Family will challenge license
The descendants of the man whose name this village in Monroe and part of the town of Woodbury is named after, say they control the deed on which a casino is proposed next to the Harriman train station in the village of Woodbury by Caesar's and developer David Flaum

That deed, said their lawyer James Sweeney, specifically prevents the construction of a hotel, and therefore prevents the related casino.

The deed restrictions were conveyed by the late W. Averill Harriman, former governor of New York.

In a letter to the Resort Gaming Facility Location Board of the New York State Commission, which will determining where up to two casinos will be located in either Sullivan, Orange or Ulster counties, Sweeney called on the board not to approve the Woodbury casino.
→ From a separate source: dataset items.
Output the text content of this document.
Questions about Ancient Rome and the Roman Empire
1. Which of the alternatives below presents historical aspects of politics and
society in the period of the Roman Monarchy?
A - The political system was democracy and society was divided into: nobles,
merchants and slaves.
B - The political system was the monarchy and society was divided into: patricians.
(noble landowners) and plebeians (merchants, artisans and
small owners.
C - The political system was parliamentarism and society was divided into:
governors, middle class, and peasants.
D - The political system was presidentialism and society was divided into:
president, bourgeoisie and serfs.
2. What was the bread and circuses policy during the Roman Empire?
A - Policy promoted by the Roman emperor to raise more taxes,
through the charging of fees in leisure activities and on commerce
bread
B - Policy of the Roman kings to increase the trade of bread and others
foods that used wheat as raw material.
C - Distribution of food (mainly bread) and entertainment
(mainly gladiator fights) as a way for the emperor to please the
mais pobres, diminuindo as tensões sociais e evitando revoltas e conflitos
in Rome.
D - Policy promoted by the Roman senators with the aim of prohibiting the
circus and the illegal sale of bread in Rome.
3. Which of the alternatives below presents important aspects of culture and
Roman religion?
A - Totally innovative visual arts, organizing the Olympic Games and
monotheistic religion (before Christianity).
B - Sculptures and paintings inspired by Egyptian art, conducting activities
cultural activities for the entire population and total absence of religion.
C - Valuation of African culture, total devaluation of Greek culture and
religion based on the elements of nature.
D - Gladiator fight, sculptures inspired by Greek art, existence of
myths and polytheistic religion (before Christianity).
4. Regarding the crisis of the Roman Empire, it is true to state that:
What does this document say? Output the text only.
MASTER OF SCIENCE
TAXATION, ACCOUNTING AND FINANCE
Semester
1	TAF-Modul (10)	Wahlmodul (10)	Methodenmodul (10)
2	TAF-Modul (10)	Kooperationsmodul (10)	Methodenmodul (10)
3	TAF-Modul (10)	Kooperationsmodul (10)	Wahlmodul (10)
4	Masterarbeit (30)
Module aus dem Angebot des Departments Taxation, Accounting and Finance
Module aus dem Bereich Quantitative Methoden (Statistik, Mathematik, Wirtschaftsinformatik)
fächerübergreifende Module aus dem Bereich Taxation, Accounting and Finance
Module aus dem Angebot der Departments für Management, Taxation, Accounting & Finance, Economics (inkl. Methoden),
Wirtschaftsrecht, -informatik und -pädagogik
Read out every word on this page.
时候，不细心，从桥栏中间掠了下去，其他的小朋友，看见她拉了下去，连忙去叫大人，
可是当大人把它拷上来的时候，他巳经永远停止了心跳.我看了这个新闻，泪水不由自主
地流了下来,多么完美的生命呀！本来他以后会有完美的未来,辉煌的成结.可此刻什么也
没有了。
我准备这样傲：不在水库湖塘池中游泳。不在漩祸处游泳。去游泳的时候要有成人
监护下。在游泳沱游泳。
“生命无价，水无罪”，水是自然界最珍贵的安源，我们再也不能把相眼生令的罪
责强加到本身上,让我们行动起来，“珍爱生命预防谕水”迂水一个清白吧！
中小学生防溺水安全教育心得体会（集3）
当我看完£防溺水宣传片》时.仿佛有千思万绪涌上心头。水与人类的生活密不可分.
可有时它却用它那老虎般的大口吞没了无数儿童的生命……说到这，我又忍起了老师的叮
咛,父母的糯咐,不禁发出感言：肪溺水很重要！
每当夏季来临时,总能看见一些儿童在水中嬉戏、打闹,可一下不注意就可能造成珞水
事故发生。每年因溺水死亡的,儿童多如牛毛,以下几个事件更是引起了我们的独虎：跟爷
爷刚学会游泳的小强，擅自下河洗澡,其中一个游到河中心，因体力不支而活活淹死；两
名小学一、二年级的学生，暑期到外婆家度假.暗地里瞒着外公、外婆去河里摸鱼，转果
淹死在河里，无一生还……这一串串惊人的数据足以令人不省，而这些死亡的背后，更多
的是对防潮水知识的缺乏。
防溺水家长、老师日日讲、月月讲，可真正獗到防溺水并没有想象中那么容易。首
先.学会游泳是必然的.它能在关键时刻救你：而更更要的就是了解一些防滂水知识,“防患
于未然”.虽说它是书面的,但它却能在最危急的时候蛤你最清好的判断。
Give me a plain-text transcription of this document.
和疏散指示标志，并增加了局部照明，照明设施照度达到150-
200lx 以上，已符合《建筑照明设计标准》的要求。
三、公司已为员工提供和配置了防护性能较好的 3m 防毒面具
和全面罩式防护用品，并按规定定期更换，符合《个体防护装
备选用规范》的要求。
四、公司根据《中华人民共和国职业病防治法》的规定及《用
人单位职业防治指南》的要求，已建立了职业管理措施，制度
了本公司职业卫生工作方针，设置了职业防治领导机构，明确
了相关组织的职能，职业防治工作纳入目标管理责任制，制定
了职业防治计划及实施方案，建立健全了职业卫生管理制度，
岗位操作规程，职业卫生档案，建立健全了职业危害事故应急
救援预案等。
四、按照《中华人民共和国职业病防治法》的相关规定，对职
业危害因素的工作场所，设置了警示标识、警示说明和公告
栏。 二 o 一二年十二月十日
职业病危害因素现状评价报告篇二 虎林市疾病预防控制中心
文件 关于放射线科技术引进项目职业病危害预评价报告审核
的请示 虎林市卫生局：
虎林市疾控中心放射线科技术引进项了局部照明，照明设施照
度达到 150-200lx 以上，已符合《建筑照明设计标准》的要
Sweeney said the Harriman family is determined to challenge the casino in court if a license is approved.

Separate properties
But the developer's spokesperson James Freedland says the casino and the hotel are on separate parcels next to each other. The casino is on land where the deed restricts a hotel, while the hotel is on land without the deed restrictions.

Sweeney said the hotel can't be built without the casino and that the deed states that the land where the casino will be built is prevented from ever being used as a hotel or for hotel purposes.

'Joined at the hip'
It is the word purposes which Sweeney said should stop the casino.

"These are casino hotels," he said. "They are one and the same. They are joined at the hip."

Sweeney wrote in his letter that the Harriman family is "resolute in their determination to honor the legacy set in motion long ago to preserve the compelling beauty of the Ramapo Valley."

Sweeney called the proposed casino a "huge and very intrusive facility."

While Freedland declined to be quoted for this article, he cited a 2006 letter written by Sweeney in which he states that the deed restriction for the property in question may not be enforceable.

Sweeney said the family was willing to allow a commercial development on the site at the time, but that development didn't go through.

'Massive intrusion'
Sweeney said the Harriman family was contacted numerous times by representatives of Flaum in an attempt to get out of the deed restrictions for the casino proposal, but rejected the idea. Sweeney cited the size of the casino as the reason. "It would be a massive intrusion into the Ramapo Valley," he said. He also said the casino would also impact a wetland on the property.